I was immediately drawn to the creativity and joy that was evident in the initial Arts Common’s video, it first reminded me of my own experiences in the Interdisciplinary Expressive Arts Program in university as well as my own background as a dancer. I loved their initial message about examining how stories change as the medium changes and it made me thing ahead to third term and my class’s look at graphic novels in literature circles and one of the books I have selected, I have “Anne of Green Gables” as a graphic novel but fell in love with the original LM Montgomery text in elementary school and have since seen and participated in the musical as well as seeing it presented as a ballet and in various film and TV adaptations. Each medium does change the flow of the iconic LM Montgomery text, highlighting distinct parts while still keeping the loveable Anne at the center. While this is something I loved and brought me a lot of joy as a student I also realize that I do not do enough arts integration in my day-to-day practice.

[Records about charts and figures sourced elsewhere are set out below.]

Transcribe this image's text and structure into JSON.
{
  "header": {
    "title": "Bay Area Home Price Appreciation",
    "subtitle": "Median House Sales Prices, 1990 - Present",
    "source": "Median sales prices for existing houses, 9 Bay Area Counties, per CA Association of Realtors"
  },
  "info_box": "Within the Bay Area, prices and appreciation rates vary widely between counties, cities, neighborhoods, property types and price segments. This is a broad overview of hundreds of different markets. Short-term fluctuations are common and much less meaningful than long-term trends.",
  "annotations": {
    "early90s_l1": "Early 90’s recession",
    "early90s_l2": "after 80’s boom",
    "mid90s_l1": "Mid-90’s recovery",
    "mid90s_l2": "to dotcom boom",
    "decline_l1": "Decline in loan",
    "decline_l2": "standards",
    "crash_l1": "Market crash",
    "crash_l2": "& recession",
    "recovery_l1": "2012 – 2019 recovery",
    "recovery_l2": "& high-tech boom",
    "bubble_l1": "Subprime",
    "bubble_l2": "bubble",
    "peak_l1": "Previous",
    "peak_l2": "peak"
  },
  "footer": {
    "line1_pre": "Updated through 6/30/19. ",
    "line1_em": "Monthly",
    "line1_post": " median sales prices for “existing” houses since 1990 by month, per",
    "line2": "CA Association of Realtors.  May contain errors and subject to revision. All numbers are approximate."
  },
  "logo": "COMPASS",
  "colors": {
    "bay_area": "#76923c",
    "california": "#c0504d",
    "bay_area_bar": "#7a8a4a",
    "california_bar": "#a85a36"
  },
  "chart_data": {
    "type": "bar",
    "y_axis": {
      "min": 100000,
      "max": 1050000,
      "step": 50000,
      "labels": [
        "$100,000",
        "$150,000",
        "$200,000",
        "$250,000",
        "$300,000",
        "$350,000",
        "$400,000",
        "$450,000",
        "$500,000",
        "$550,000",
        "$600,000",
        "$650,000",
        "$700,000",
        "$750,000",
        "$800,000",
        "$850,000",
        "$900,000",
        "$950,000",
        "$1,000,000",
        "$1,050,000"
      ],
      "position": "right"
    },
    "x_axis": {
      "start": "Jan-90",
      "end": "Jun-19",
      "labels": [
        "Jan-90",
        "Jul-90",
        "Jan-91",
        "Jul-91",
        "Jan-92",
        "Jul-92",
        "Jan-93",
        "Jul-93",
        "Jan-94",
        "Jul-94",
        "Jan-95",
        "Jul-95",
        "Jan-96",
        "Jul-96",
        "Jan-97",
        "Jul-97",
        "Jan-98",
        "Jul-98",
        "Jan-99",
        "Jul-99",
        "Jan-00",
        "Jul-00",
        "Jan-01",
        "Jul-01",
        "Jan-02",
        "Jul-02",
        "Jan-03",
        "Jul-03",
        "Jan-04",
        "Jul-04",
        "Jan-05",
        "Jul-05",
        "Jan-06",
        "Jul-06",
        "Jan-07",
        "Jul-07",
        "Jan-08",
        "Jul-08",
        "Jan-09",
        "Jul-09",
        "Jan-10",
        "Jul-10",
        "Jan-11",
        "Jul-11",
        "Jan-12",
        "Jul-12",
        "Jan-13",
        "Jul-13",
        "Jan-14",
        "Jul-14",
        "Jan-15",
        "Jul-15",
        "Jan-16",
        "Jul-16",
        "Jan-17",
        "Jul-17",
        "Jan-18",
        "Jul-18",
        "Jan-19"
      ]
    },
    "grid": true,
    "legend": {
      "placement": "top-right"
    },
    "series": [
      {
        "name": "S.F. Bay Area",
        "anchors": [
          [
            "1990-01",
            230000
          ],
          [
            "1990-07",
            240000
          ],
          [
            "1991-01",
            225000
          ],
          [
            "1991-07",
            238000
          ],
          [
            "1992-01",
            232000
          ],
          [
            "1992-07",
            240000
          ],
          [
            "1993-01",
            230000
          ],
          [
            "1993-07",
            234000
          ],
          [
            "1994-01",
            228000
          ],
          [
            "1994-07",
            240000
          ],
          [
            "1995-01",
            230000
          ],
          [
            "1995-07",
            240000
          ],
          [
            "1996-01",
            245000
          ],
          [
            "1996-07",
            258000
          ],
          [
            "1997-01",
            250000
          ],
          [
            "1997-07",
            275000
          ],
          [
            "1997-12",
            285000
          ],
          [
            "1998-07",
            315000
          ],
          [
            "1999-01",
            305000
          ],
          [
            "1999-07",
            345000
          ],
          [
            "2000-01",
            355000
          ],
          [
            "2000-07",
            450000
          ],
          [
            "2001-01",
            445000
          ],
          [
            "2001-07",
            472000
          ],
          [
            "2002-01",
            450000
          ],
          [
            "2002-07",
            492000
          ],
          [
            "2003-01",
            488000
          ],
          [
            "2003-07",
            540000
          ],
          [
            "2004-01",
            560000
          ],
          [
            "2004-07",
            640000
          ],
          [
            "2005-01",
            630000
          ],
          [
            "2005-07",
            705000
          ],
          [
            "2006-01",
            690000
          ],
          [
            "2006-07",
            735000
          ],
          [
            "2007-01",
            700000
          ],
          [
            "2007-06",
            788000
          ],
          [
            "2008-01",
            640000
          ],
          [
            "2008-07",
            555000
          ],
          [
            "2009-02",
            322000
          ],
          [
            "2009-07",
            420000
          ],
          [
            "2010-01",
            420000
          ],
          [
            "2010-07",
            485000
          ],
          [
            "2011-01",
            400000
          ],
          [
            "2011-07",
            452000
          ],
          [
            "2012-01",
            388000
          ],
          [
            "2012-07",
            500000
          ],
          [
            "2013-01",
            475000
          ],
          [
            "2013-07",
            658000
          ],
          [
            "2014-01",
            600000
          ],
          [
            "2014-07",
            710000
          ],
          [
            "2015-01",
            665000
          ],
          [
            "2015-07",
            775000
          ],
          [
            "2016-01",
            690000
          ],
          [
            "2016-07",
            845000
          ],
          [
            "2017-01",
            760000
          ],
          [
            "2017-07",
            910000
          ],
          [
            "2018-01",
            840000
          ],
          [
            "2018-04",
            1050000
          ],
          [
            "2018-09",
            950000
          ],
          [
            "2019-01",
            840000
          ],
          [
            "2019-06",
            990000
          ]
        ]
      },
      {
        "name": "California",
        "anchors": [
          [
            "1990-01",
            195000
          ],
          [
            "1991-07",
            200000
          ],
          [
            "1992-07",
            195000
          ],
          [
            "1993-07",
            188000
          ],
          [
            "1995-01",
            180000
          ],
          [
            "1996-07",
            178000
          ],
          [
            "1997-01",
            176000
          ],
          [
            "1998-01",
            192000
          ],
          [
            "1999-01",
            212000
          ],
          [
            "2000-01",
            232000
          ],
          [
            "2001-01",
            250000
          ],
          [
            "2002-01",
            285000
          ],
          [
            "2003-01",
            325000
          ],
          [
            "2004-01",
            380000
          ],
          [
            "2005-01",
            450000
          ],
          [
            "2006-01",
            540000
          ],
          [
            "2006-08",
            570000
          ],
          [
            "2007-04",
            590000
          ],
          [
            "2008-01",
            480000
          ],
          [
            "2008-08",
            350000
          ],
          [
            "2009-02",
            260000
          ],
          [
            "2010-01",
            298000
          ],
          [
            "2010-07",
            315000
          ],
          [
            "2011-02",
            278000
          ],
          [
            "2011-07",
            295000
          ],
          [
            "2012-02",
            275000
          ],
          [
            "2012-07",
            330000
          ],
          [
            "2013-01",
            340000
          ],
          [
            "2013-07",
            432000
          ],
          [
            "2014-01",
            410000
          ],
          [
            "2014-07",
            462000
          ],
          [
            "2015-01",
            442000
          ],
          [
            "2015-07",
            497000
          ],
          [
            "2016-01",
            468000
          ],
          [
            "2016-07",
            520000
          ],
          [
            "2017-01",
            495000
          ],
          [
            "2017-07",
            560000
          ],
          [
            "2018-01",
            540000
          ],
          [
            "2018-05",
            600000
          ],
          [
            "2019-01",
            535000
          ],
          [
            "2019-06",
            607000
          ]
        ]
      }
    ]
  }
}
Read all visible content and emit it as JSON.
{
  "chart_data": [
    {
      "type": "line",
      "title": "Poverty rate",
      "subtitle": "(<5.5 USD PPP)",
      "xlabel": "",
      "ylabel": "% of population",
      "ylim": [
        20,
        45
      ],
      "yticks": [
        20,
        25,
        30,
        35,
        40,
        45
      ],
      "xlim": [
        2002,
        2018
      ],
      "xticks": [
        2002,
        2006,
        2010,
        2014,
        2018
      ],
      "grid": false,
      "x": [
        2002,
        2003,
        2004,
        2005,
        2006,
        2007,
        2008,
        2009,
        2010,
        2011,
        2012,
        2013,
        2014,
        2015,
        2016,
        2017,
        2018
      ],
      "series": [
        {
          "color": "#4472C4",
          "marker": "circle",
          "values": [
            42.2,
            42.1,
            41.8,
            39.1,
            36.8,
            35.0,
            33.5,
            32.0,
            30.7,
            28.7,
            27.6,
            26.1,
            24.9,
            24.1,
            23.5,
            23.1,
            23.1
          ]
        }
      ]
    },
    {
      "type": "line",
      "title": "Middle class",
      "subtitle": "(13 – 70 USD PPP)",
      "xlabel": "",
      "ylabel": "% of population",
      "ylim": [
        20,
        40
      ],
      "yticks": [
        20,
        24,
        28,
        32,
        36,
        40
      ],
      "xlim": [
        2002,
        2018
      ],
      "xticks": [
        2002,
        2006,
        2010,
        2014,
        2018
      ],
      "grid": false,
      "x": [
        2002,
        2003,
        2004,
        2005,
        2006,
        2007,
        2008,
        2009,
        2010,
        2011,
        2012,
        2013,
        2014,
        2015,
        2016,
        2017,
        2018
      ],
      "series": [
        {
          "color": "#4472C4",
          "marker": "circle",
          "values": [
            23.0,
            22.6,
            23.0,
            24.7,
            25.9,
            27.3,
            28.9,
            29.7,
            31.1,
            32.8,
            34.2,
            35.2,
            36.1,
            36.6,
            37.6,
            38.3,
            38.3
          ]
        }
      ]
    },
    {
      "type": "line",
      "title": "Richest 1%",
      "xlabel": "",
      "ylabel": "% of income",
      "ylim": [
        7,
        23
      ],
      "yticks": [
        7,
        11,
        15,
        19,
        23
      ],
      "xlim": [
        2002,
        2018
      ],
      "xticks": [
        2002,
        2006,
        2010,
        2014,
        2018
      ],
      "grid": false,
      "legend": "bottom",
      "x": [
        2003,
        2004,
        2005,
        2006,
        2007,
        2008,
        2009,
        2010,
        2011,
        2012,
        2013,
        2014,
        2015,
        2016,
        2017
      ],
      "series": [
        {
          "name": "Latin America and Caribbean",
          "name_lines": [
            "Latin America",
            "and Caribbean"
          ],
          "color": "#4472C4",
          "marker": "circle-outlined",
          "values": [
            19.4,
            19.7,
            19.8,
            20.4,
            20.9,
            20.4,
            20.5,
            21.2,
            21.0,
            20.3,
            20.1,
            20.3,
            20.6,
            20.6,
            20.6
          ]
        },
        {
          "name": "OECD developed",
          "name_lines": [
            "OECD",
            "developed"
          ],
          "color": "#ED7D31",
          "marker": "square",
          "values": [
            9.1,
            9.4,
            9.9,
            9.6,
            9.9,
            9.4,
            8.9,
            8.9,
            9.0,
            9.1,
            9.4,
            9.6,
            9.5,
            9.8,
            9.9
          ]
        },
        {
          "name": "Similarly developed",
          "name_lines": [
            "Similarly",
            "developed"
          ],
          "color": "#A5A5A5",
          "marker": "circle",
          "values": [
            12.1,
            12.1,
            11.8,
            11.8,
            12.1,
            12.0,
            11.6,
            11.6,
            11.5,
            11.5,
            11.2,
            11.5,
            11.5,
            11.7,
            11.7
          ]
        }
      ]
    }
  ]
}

The first connection I made between Arts Commons and the instructional practices we looked into last week was to interdisciplinary learning where creativity comes into play with student learning. “Simple creative play. That’s all we’re doing. But creative play is not simple: it provokes, nudges, calls, yearns, demands. Creativity is an exemplary teacher of all things useful to learn. It is the source of all of our human tricks, the root of every advancement, innovation, and folly. All of humanity is the result of the creative urge at play in the world.” (Laird, 2021) in his Interdisciplinary Expressive Arts (IDEA) courses Dr Ross Laird often discussed the importance of play in the creative process across the curriculum, from acting out various mythologies to telling our own personal journeys play was a huge part of the creative process. Play is something that stood out to me as part of the interdisciplinary nature of the work featured in the Arts Commons case study. In reading some of the questions on the Arts Commons webpage I was drawn to the question “how can creativity and innovation improve our quality of life?” (Arts Commons, n.d.). Questions of this nature are interdisciplinary students weave in learning from multiple subjects to create a rich and well rounded understanding.
My second connection was to experiential learning the arts are a rich sensory experience, it is impossible not to engage your senses in arts education, the feeling of the music vibrating through you, the textures of art supplies, the scratch of pens on paper, the swing of costumes. The arts are a whole-body experience. Experiential learning is described as when “students participate in community-connected learning experiences; reflect on those experiences to derive meaning from them; and apply their learning in various aspects of their lives,” (Ontario Ministry of Education, 2016). The arts also follow this cycle, learning as an artist is connected to a rich community who share a passion for creating in a particular medium and learn with and from each other in shared and independent experiences. To truly progress as an artist one has to take the time to reflect on their learning and experience and put it into practice in an on-going cycle that never ends no matter how experienced the artist is in a particular medium. The idea of the arts as experiential learning also focuses on the idea of process over product, working in a community of artists the focus is often on the stages of creation and creativity. Arts Commons involves students in a community of artists to connect with a creative community and build deeper connections through the arts.
- Is there a time when you have been a part of a community of artists? How did that affect your perception of your art?
- What do the arts look like in your classroom or school community? Is the focus on the experience and building a creative community or on the product?
- How do your students feel about the arts?
Arts Commons. (n.d.). Education The ConocoPhillips Hub for Inspired Learning. Retrieved from Arts Commons: https://www.artscommons.ca/learn-and-engage/education/conocophillips-hub
Laird, R. (2021, June 18). Creativity and the True Teacher. Retrieved from Ross Laird: https://www.rosslaird.com/articles/education/creativity-and-the-true-teacher/
Ontario Ministry of Education. (2016). Community-Connected Experiential Learning: A Policy Framework for Ontario Schools, Kindergarten to Grade 12. Ontario Ministry of Education.